The CBI boss went on to describe as “devastating” the findings of the recent independent review of net-zero published by Chris Skidmore, which concluded that more should be done to reap the “historic opportunity” offered by net-zero. Conservative MP, Skidmore, was commissioned to produce his review by then business secretary Jacob Rees-Mogg amid conjecture within the Conservative Party over whether the pursuit of net-zero will make us poorer (and colder) or rather is a once-in-a-generation opportunity to lead a green industrial revolution.

That this debate is still happening in Whitehall goes a long way to explaining why the UK is “falling rapidly behind” in the race for green growth, as Danker put it. Indeed, it’s been apparent for some time that the remaining barriers to the government turbocharging a green industrial revolution lie squarely within the crumbling walls of the Palace of Westminster.

You didn’t have to look far in January for evidence that the UK government’s lukewarm attitude to green issues is at odds with mainstream business consensus. The 2023 edition of the World Economic Forums’s global risks reportincluded a survey of risk experts on the key economic, societal, environmental and technological challenges facing the global economy. Over a 10-year horizon, the health of the planet dominated concerns: environmental risks were perceived to be the five most critical long-term threats to the world as well as the most potentially damaging to people and planet, with “climate action failure”, “extreme weather events”, and “biodiversity loss” ranking as the top three most severe risks.

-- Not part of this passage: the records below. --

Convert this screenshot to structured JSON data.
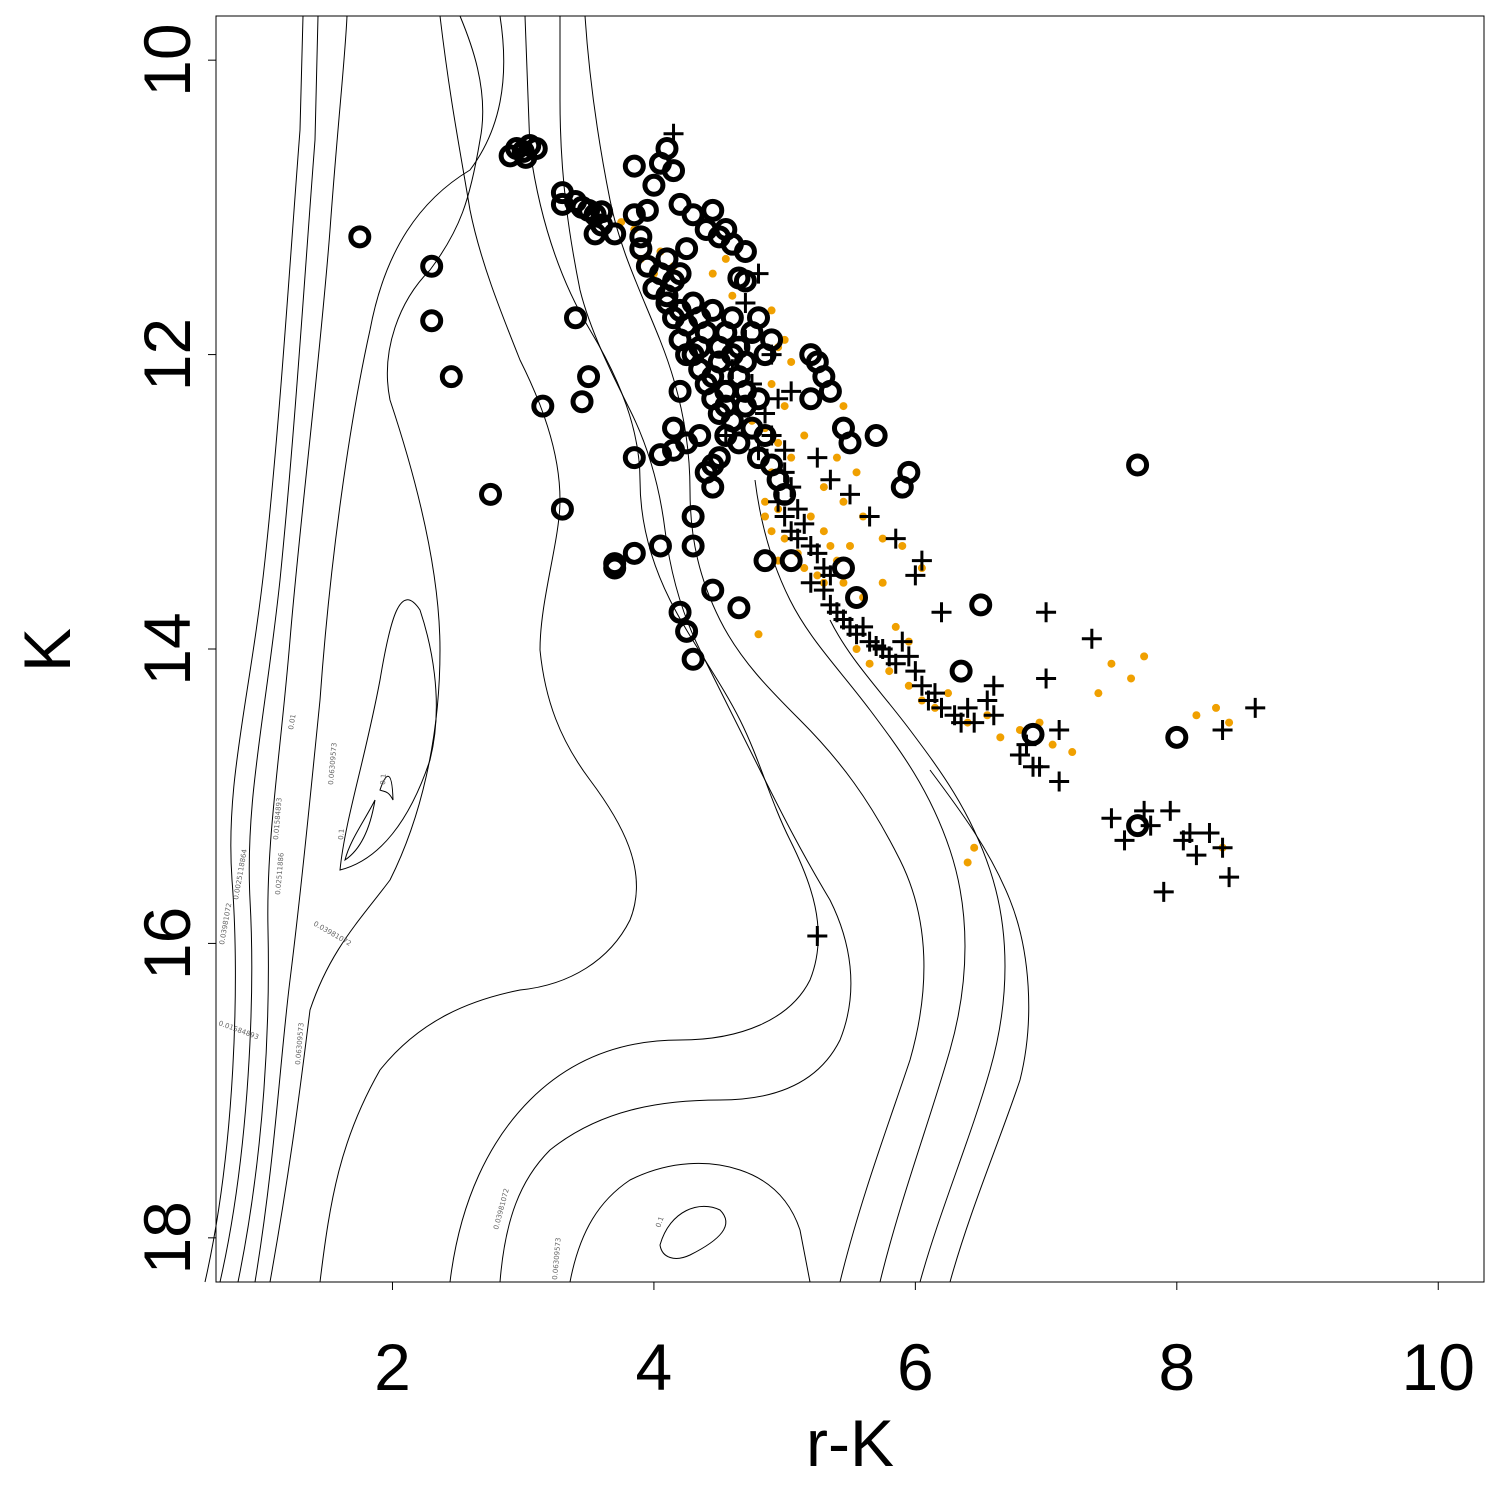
{
  "chart_data": {
    "type": "scatter",
    "title": "",
    "xlabel": "r-K",
    "ylabel": "K",
    "xlim": [
      0.65,
      10.35
    ],
    "ylim": [
      18.3,
      9.7
    ],
    "y_inverted": true,
    "x_ticks": [
      2,
      4,
      6,
      8,
      10
    ],
    "y_ticks": [
      10,
      12,
      14,
      16,
      18
    ],
    "x_tick_labels": [
      "2",
      "4",
      "6",
      "8",
      "10"
    ],
    "y_tick_labels": [
      "10",
      "12",
      "14",
      "16",
      "18"
    ],
    "grid": false,
    "legend": "none",
    "series": [
      {
        "marker": "open-circle",
        "color": "#000000",
        "points": [
          [
            2.9,
            10.65
          ],
          [
            2.95,
            10.6
          ],
          [
            3.0,
            10.62
          ],
          [
            3.05,
            10.58
          ],
          [
            3.1,
            10.6
          ],
          [
            3.02,
            10.66
          ],
          [
            3.3,
            10.9
          ],
          [
            3.3,
            10.98
          ],
          [
            3.4,
            10.96
          ],
          [
            3.45,
            11.0
          ],
          [
            3.5,
            11.02
          ],
          [
            3.55,
            11.05
          ],
          [
            3.6,
            11.03
          ],
          [
            3.55,
            11.18
          ],
          [
            3.6,
            11.12
          ],
          [
            3.7,
            11.18
          ],
          [
            3.85,
            10.72
          ],
          [
            3.85,
            11.05
          ],
          [
            3.9,
            11.2
          ],
          [
            3.9,
            11.28
          ],
          [
            3.95,
            11.02
          ],
          [
            4.0,
            10.85
          ],
          [
            4.05,
            10.7
          ],
          [
            4.1,
            10.6
          ],
          [
            4.15,
            10.75
          ],
          [
            4.2,
            10.98
          ],
          [
            3.95,
            11.4
          ],
          [
            4.0,
            11.55
          ],
          [
            4.05,
            11.45
          ],
          [
            4.1,
            11.35
          ],
          [
            4.1,
            11.6
          ],
          [
            4.15,
            11.5
          ],
          [
            4.2,
            11.45
          ],
          [
            4.25,
            11.28
          ],
          [
            4.3,
            11.05
          ],
          [
            4.4,
            11.15
          ],
          [
            4.45,
            11.02
          ],
          [
            4.5,
            11.2
          ],
          [
            4.55,
            11.15
          ],
          [
            4.6,
            11.25
          ],
          [
            4.65,
            11.48
          ],
          [
            4.7,
            11.3
          ],
          [
            4.7,
            11.5
          ],
          [
            4.1,
            11.65
          ],
          [
            4.15,
            11.75
          ],
          [
            4.2,
            11.7
          ],
          [
            4.25,
            11.8
          ],
          [
            4.3,
            11.65
          ],
          [
            4.35,
            11.75
          ],
          [
            4.4,
            11.85
          ],
          [
            4.45,
            11.7
          ],
          [
            4.5,
            11.95
          ],
          [
            4.55,
            11.85
          ],
          [
            4.6,
            11.75
          ],
          [
            4.65,
            11.95
          ],
          [
            4.7,
            12.05
          ],
          [
            4.75,
            11.85
          ],
          [
            4.8,
            11.75
          ],
          [
            4.85,
            12.0
          ],
          [
            4.9,
            11.9
          ],
          [
            4.3,
            12.0
          ],
          [
            4.35,
            12.1
          ],
          [
            4.4,
            12.2
          ],
          [
            4.5,
            12.05
          ],
          [
            4.55,
            12.25
          ],
          [
            4.2,
            11.9
          ],
          [
            4.25,
            12.0
          ],
          [
            4.35,
            11.95
          ],
          [
            4.45,
            12.15
          ],
          [
            4.6,
            12.0
          ],
          [
            4.65,
            12.15
          ],
          [
            4.7,
            12.25
          ],
          [
            4.2,
            12.25
          ],
          [
            4.45,
            12.3
          ],
          [
            4.5,
            12.4
          ],
          [
            4.55,
            12.35
          ],
          [
            4.6,
            12.45
          ],
          [
            4.7,
            12.35
          ],
          [
            4.75,
            12.5
          ],
          [
            4.8,
            12.3
          ],
          [
            4.15,
            12.5
          ],
          [
            4.15,
            12.65
          ],
          [
            4.25,
            12.6
          ],
          [
            4.35,
            12.55
          ],
          [
            4.45,
            12.75
          ],
          [
            4.5,
            12.7
          ],
          [
            4.55,
            12.55
          ],
          [
            4.65,
            12.6
          ],
          [
            4.8,
            12.7
          ],
          [
            4.85,
            12.55
          ],
          [
            4.9,
            12.75
          ],
          [
            4.95,
            12.85
          ],
          [
            5.0,
            12.95
          ],
          [
            4.4,
            12.8
          ],
          [
            4.45,
            12.9
          ],
          [
            5.2,
            12.0
          ],
          [
            5.25,
            12.05
          ],
          [
            5.3,
            12.15
          ],
          [
            5.35,
            12.25
          ],
          [
            5.2,
            12.3
          ],
          [
            5.45,
            12.5
          ],
          [
            5.5,
            12.6
          ],
          [
            5.7,
            12.55
          ],
          [
            5.95,
            12.8
          ],
          [
            5.9,
            12.9
          ],
          [
            3.85,
            12.7
          ],
          [
            4.05,
            12.68
          ],
          [
            4.3,
            13.1
          ],
          [
            4.3,
            13.3
          ],
          [
            4.05,
            13.3
          ],
          [
            3.85,
            13.35
          ],
          [
            3.7,
            13.42
          ],
          [
            3.7,
            13.45
          ],
          [
            4.45,
            13.6
          ],
          [
            4.65,
            13.72
          ],
          [
            4.85,
            13.4
          ],
          [
            5.05,
            13.4
          ],
          [
            5.45,
            13.45
          ],
          [
            5.55,
            13.65
          ],
          [
            4.2,
            13.75
          ],
          [
            4.25,
            13.88
          ],
          [
            4.3,
            14.07
          ],
          [
            1.75,
            11.2
          ],
          [
            2.3,
            11.4
          ],
          [
            2.3,
            11.77
          ],
          [
            2.45,
            12.15
          ],
          [
            2.75,
            12.95
          ],
          [
            3.15,
            12.35
          ],
          [
            3.3,
            13.05
          ],
          [
            3.4,
            11.75
          ],
          [
            3.5,
            12.15
          ],
          [
            3.45,
            12.32
          ],
          [
            6.35,
            14.15
          ],
          [
            6.5,
            13.7
          ],
          [
            6.9,
            14.58
          ],
          [
            7.7,
            15.2
          ],
          [
            7.7,
            12.75
          ],
          [
            8.0,
            14.6
          ]
        ]
      },
      {
        "marker": "plus",
        "color": "#000000",
        "points": [
          [
            4.15,
            10.5
          ],
          [
            4.8,
            11.45
          ],
          [
            4.7,
            11.65
          ],
          [
            4.7,
            11.9
          ],
          [
            4.9,
            12.0
          ],
          [
            4.6,
            12.1
          ],
          [
            4.75,
            12.2
          ],
          [
            4.85,
            12.4
          ],
          [
            4.95,
            12.3
          ],
          [
            5.05,
            12.25
          ],
          [
            4.55,
            12.55
          ],
          [
            4.8,
            12.65
          ],
          [
            4.9,
            12.55
          ],
          [
            5.0,
            12.65
          ],
          [
            5.0,
            12.8
          ],
          [
            5.05,
            12.9
          ],
          [
            4.95,
            13.0
          ],
          [
            5.0,
            13.1
          ],
          [
            5.05,
            13.2
          ],
          [
            5.1,
            13.25
          ],
          [
            5.1,
            13.05
          ],
          [
            5.15,
            13.15
          ],
          [
            5.2,
            13.3
          ],
          [
            5.25,
            13.35
          ],
          [
            5.3,
            13.45
          ],
          [
            5.35,
            13.5
          ],
          [
            5.2,
            13.55
          ],
          [
            5.3,
            13.6
          ],
          [
            5.35,
            13.7
          ],
          [
            5.4,
            13.75
          ],
          [
            5.45,
            13.8
          ],
          [
            5.5,
            13.85
          ],
          [
            5.55,
            13.9
          ],
          [
            5.6,
            13.85
          ],
          [
            5.65,
            13.95
          ],
          [
            5.7,
            13.98
          ],
          [
            5.75,
            14.0
          ],
          [
            5.8,
            14.05
          ],
          [
            5.85,
            14.1
          ],
          [
            5.9,
            13.95
          ],
          [
            5.95,
            14.05
          ],
          [
            6.0,
            14.15
          ],
          [
            6.05,
            14.25
          ],
          [
            6.1,
            14.35
          ],
          [
            6.15,
            14.3
          ],
          [
            6.2,
            14.4
          ],
          [
            6.3,
            14.45
          ],
          [
            6.35,
            14.5
          ],
          [
            6.4,
            14.4
          ],
          [
            6.45,
            14.5
          ],
          [
            6.55,
            14.35
          ],
          [
            6.6,
            14.25
          ],
          [
            5.25,
            12.7
          ],
          [
            5.35,
            12.85
          ],
          [
            5.5,
            12.95
          ],
          [
            5.65,
            13.1
          ],
          [
            5.85,
            13.25
          ],
          [
            6.0,
            13.5
          ],
          [
            6.05,
            13.4
          ],
          [
            6.2,
            13.75
          ],
          [
            7.0,
            13.75
          ],
          [
            7.35,
            13.93
          ],
          [
            7.0,
            14.2
          ],
          [
            7.1,
            14.55
          ],
          [
            6.95,
            14.8
          ],
          [
            7.1,
            14.9
          ],
          [
            6.8,
            14.72
          ],
          [
            6.9,
            14.8
          ],
          [
            7.5,
            15.15
          ],
          [
            7.6,
            15.3
          ],
          [
            7.75,
            15.1
          ],
          [
            7.8,
            15.2
          ],
          [
            7.95,
            15.1
          ],
          [
            8.05,
            15.3
          ],
          [
            8.1,
            15.25
          ],
          [
            8.15,
            15.4
          ],
          [
            8.25,
            15.25
          ],
          [
            8.35,
            15.35
          ],
          [
            8.4,
            15.55
          ],
          [
            7.9,
            15.65
          ],
          [
            8.35,
            14.55
          ],
          [
            8.6,
            14.4
          ],
          [
            5.25,
            15.95
          ],
          [
            6.6,
            14.45
          ],
          [
            6.85,
            14.65
          ]
        ]
      },
      {
        "marker": "filled-dot",
        "color": "#f0a000",
        "points": [
          [
            3.75,
            11.1
          ],
          [
            3.85,
            11.15
          ],
          [
            3.9,
            11.35
          ],
          [
            4.0,
            11.45
          ],
          [
            4.05,
            11.3
          ],
          [
            4.15,
            11.4
          ],
          [
            4.45,
            11.45
          ],
          [
            4.55,
            11.35
          ],
          [
            4.6,
            11.6
          ],
          [
            4.9,
            11.7
          ],
          [
            4.95,
            11.95
          ],
          [
            5.0,
            11.9
          ],
          [
            5.05,
            12.05
          ],
          [
            4.9,
            12.2
          ],
          [
            5.0,
            12.35
          ],
          [
            4.85,
            12.5
          ],
          [
            4.95,
            12.6
          ],
          [
            5.05,
            12.7
          ],
          [
            4.9,
            12.8
          ],
          [
            4.85,
            13.0
          ],
          [
            4.95,
            13.05
          ],
          [
            4.85,
            13.1
          ],
          [
            4.9,
            13.2
          ],
          [
            5.0,
            13.25
          ],
          [
            5.1,
            13.35
          ],
          [
            4.95,
            13.4
          ],
          [
            5.15,
            13.45
          ],
          [
            5.25,
            13.5
          ],
          [
            5.3,
            13.55
          ],
          [
            5.4,
            13.4
          ],
          [
            5.5,
            13.3
          ],
          [
            5.45,
            13.55
          ],
          [
            5.6,
            13.65
          ],
          [
            5.75,
            13.55
          ],
          [
            5.85,
            13.85
          ],
          [
            5.95,
            13.95
          ],
          [
            5.55,
            14.0
          ],
          [
            5.65,
            14.1
          ],
          [
            5.8,
            14.15
          ],
          [
            5.95,
            14.25
          ],
          [
            6.05,
            14.35
          ],
          [
            6.15,
            14.4
          ],
          [
            6.25,
            14.3
          ],
          [
            6.4,
            14.5
          ],
          [
            6.55,
            14.45
          ],
          [
            6.65,
            14.6
          ],
          [
            6.8,
            14.55
          ],
          [
            6.95,
            14.5
          ],
          [
            7.05,
            14.65
          ],
          [
            7.2,
            14.7
          ],
          [
            7.4,
            14.3
          ],
          [
            7.5,
            14.1
          ],
          [
            7.65,
            14.2
          ],
          [
            7.75,
            14.05
          ],
          [
            8.15,
            14.45
          ],
          [
            8.3,
            14.4
          ],
          [
            8.4,
            14.5
          ],
          [
            8.35,
            15.35
          ],
          [
            6.45,
            15.35
          ],
          [
            6.4,
            15.45
          ],
          [
            5.3,
            12.9
          ],
          [
            5.45,
            13.0
          ],
          [
            5.6,
            13.1
          ],
          [
            5.75,
            13.25
          ],
          [
            5.2,
            13.1
          ],
          [
            5.3,
            13.2
          ],
          [
            5.35,
            13.3
          ],
          [
            5.9,
            13.3
          ],
          [
            6.05,
            13.45
          ],
          [
            4.8,
            13.9
          ],
          [
            5.45,
            12.35
          ],
          [
            5.4,
            12.7
          ],
          [
            5.55,
            12.8
          ],
          [
            5.15,
            12.55
          ],
          [
            4.75,
            12.45
          ]
        ]
      }
    ],
    "contour_labels": [
      "0.01",
      "0.06309573",
      "0.1",
      "0.1",
      "0.01584893",
      "0.02511886",
      "0.03981072",
      "0.0025118864",
      "0.03981072",
      "0.06309573",
      "0.01584893",
      "0.03981072",
      "0.06309573",
      "0.1"
    ]
  }
}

Meanwhile food security – a subject with which the UK government has only recently begun to properly engage – featured prominently in a briefing to mark the report’s launch. John Scott, head of sustainability risks at Zurich Insurance, spoke at some length on how food security is a critical issue in relation to climate. He noted that about 30% of global emissions come from feeding the 8 billion people on the planet and went on to argue that “there’s a huge opportunity to change the way we feed the world” by moving away from an “oil-based agricultural system with pesticides and agrochemicals driving yields” towards a system based around quality and more locally sourced food. “It doesn’t make sense that you go to your local supermarket and buy a product that comes from 20,000 miles away when you can have something that’s local and seasonal,” said Scott.

One can debate the nuance of Scott’s message (local doesn’t always equal sustainable) but the implicit rejection of a model of food production that has dominated since the Second World War is surely significant.

Last month, a collection of farming and conservation organisations including WWF, the Soil Association and Pasture for Life published what they described as a “consensus on food, farming and nature”. In it, they listed some attributes future food and farming systems should embrace, among which was “breaking the agrochemical dependency”. This is hardly a ground-breaking position for such groups to adopt; what is significant however is how once fringe views appear to be edging closer to the mainstream.

Such is the case too for the ability of ambitious climate action to unlock economic prosperity. Yesterday’s announcement by Rishi Sunak of the creation of a new Department for Energy Security and Net Zero means that net-zero will finally be represented around the cabinet table – not before time. But the naysayers within the prime minister’s own party remain. It’s too soon to say with any certainty that the pathway to the UK’s green revolution has finally been cleared.